The analysis cannot stop there. What appears to be puffery or opinion can be transformed into verifiable fact depending on the context. In a legal battle between pizza chains, the tagline "Better Ingredients–Better Pizza" appears on its face to be innocuous puffery. However, when the line was used as part of a larger, comparative ad campaign against its rival, the Fifth Circuit Court of Appeals held that opinion had transformed into a statement of fact in the mind of a reasonable consumer: The "better pizza" came from specific, "better ingredients." Because the advertising explained that the pizza comes from identified fresh ingredients, fresh dough, and filtered water, the Court of Appeals felt that context had defined "better." As a result, the tagline took on the "characteristics of a statement of fact."[xi]

In Bimbo Bakeries, the Court found that even when considering all the context, the entire tagline "is simply US Bakery's opinion about its product."[xii] The generality and subjectivity of "fresh" and "quality" water down whatever specific meaning a consumer might place on "local." The rest of the visual advertising context did not imply or provide meaning to the term given that there were no comparative statements to other brands and no reference to a state or city. When the brand's Salt Lake City bakery was active, it paired the tagline with the slogan "Freshly baked in Utah," but it ceased using that when that baking facility closed.

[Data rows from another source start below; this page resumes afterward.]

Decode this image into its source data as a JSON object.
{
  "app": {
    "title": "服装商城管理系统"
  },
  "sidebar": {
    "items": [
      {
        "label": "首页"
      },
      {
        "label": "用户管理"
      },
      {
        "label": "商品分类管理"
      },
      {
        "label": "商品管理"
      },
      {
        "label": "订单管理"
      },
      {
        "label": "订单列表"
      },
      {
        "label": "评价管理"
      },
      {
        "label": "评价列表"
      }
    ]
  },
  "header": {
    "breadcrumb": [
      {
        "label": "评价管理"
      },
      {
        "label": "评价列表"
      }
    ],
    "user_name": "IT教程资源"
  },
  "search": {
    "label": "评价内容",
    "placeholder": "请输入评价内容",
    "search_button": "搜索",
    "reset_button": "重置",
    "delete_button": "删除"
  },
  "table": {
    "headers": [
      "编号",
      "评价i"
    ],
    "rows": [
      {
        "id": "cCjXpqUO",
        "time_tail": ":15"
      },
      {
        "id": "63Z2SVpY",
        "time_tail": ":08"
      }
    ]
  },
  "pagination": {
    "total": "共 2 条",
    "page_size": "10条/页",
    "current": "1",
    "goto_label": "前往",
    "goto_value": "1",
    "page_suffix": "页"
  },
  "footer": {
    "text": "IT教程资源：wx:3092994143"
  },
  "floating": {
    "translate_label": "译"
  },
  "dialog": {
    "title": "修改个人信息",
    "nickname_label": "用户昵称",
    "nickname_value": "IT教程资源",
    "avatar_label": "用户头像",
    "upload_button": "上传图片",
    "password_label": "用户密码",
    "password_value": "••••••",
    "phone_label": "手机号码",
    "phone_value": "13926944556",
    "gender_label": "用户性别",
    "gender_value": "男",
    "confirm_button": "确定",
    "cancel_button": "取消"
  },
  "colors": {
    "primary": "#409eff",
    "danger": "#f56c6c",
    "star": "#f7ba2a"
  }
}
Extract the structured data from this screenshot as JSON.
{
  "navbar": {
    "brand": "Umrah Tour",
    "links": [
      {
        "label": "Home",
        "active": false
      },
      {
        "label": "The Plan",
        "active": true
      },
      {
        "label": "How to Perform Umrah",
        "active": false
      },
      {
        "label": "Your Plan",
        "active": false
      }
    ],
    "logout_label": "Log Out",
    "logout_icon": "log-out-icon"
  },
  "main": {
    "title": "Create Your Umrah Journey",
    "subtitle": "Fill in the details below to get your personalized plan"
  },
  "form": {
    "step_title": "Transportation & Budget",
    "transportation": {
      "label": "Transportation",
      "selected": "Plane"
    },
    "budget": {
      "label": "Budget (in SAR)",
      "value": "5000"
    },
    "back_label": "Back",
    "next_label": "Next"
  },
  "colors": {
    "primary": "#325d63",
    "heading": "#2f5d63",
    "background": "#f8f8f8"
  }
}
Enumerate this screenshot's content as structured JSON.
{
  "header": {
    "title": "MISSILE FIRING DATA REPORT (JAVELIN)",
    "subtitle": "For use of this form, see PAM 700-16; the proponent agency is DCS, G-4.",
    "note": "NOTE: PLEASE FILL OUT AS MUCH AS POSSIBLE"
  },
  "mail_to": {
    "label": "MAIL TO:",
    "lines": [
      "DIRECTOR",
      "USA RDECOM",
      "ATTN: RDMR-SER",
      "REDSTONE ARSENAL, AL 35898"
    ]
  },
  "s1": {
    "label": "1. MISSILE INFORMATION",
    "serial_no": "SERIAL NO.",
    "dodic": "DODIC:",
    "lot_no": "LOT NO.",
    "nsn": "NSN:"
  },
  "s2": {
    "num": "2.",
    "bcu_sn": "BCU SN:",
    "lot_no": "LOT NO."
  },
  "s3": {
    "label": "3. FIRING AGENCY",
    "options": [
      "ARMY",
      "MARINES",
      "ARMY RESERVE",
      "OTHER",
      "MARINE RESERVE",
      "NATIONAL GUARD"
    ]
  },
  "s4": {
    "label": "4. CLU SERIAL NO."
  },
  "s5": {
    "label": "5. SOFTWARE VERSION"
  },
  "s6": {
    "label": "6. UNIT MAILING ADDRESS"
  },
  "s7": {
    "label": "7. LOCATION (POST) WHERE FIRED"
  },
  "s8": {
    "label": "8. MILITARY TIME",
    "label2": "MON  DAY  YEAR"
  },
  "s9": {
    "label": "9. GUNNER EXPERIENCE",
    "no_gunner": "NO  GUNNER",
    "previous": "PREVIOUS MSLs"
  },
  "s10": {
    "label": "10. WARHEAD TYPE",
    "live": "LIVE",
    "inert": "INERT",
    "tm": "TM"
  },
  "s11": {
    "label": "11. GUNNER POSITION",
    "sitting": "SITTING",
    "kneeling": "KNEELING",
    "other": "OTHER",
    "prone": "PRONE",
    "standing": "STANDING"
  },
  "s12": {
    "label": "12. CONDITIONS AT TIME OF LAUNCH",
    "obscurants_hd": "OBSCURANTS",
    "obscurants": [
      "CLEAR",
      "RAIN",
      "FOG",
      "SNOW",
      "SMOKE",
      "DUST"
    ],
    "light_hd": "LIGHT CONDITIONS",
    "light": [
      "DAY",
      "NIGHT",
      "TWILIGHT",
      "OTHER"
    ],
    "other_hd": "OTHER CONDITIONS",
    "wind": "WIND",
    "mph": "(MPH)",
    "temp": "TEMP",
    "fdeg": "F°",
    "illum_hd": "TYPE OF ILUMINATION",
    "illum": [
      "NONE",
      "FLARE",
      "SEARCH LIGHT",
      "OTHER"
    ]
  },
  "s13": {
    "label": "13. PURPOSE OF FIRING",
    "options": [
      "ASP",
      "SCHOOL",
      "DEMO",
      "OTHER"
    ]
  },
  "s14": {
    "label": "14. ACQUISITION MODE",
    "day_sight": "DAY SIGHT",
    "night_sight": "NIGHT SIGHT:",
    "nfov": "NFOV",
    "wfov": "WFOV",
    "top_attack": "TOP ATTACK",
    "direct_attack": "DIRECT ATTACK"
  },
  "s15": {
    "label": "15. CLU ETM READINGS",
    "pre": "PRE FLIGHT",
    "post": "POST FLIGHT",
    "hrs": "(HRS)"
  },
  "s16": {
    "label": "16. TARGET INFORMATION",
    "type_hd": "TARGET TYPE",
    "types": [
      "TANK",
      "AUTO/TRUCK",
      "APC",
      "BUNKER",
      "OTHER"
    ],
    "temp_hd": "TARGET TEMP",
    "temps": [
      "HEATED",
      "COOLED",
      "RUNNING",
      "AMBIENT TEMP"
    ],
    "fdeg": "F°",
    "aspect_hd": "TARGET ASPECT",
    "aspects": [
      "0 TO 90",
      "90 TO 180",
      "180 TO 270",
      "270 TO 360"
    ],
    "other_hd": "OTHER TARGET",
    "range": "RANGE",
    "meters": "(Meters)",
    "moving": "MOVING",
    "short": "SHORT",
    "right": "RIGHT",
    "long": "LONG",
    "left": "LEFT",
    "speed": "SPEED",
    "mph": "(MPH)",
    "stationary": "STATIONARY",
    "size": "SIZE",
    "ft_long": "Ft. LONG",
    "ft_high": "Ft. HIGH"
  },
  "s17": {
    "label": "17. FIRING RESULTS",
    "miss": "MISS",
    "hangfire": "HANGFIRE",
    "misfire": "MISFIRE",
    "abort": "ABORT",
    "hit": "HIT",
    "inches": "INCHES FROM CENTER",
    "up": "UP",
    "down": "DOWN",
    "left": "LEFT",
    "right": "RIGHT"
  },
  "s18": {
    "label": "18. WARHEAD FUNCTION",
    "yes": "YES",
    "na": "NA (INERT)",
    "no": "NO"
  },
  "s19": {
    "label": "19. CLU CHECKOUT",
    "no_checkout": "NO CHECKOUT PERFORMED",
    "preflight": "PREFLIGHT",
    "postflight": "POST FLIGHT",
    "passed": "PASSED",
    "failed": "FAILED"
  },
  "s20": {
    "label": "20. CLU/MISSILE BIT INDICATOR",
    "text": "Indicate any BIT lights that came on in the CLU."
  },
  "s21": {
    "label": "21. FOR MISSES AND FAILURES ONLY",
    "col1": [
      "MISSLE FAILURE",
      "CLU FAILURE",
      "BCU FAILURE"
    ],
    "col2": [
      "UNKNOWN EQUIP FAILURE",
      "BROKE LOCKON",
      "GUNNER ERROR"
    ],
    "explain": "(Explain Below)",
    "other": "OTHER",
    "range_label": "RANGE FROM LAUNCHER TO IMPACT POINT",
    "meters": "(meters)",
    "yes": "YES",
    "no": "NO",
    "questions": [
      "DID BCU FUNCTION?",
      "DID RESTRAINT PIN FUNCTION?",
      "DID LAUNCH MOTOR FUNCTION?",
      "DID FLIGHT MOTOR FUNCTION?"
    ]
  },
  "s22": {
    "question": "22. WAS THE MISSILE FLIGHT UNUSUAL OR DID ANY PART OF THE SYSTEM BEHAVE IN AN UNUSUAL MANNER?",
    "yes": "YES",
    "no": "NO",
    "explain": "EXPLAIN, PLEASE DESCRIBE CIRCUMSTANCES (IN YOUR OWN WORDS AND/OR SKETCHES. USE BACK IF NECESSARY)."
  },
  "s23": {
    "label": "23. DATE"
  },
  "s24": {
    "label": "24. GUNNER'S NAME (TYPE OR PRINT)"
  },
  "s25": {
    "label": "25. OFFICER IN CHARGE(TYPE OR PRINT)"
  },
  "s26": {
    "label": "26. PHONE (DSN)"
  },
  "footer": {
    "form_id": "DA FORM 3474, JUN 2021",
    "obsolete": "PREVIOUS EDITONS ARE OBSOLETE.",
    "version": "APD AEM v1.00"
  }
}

Consumer Misunderstanding Cannot Generate False Advertising Claim Alone

The appellate panel conceded that some segment of consumers might have been misled into believing that US Bakeries baked its bread in state: "But not every subjective interpretation of ambiguous language is actionable false advertising."[xiii]

Quoting the Eighth Circuit's opinion on "America's Favorite Pasta," the panel noted that "the Lanham Act protects against misleading and false statements of fact, not misunderstood statements."[xiv] It summarily concluded, "When the language in question is incapable of objective verification as to truth or falsity, it is not a statement of fact, and no amount of misunderstanding will give rise to an action under the Lanham Act."


[i] Bimbo Bakeries USA, Inc. v. Sycamore, 29 F.4th 630, 644–45 (10th Cir. 2022) (emphasis in original).

[ii] Id.

[iii] Verisign, Inc. v. XYZ.COM LLC, 848 F.3d 292, 302 (4th Cir. 2017) ("[I]n order to be 'false' in any way cognizable under the Lanham Act, a statement must also be one of fact.").

[iv] Bimbo Bakeries, 29 F.4th at 645.

[v] Id.

[vi] Id. at 647.

[vii] Castrol Inc. v. Pennzoil Co., 987 F.2d 939, 945 (3d Cir. 1993).

[viii] Am. Italian Pasta Co. v. New World Pasta Co., 371 F.3d 387 (8th Cir. 2004).

[ix] Parent v. MillerCoors LLC, No. 3:15-CV-1204-GPC-WVG, 2015 WL 6455752, at *9 (S.D. Cal. Oct. 26, 2015).

[x] Ariix, LLC v. NutriSearch Corp., 985 F.3d 1107, 1121 (9th Cir. 2021) (quoting Prager Univ. v. Google LLC, 951 F.3d 991, 1000 (9th Cir. 2020)).

[xi] Pizza Hut, Inc. v. Papa John's Int'l, Inc., 227 F.3d 489, 501–02 (5th Cir. 2000).

[xii] Bimbo Bakeries, 29 F.4th at 647.

[xiii] Id.

[xiv] Id. at 646 (quoting Am. Italian Pasta Co. v. New World Pasta Co., 371 F.3d 387, 393–94 (8th Cir. 2004)).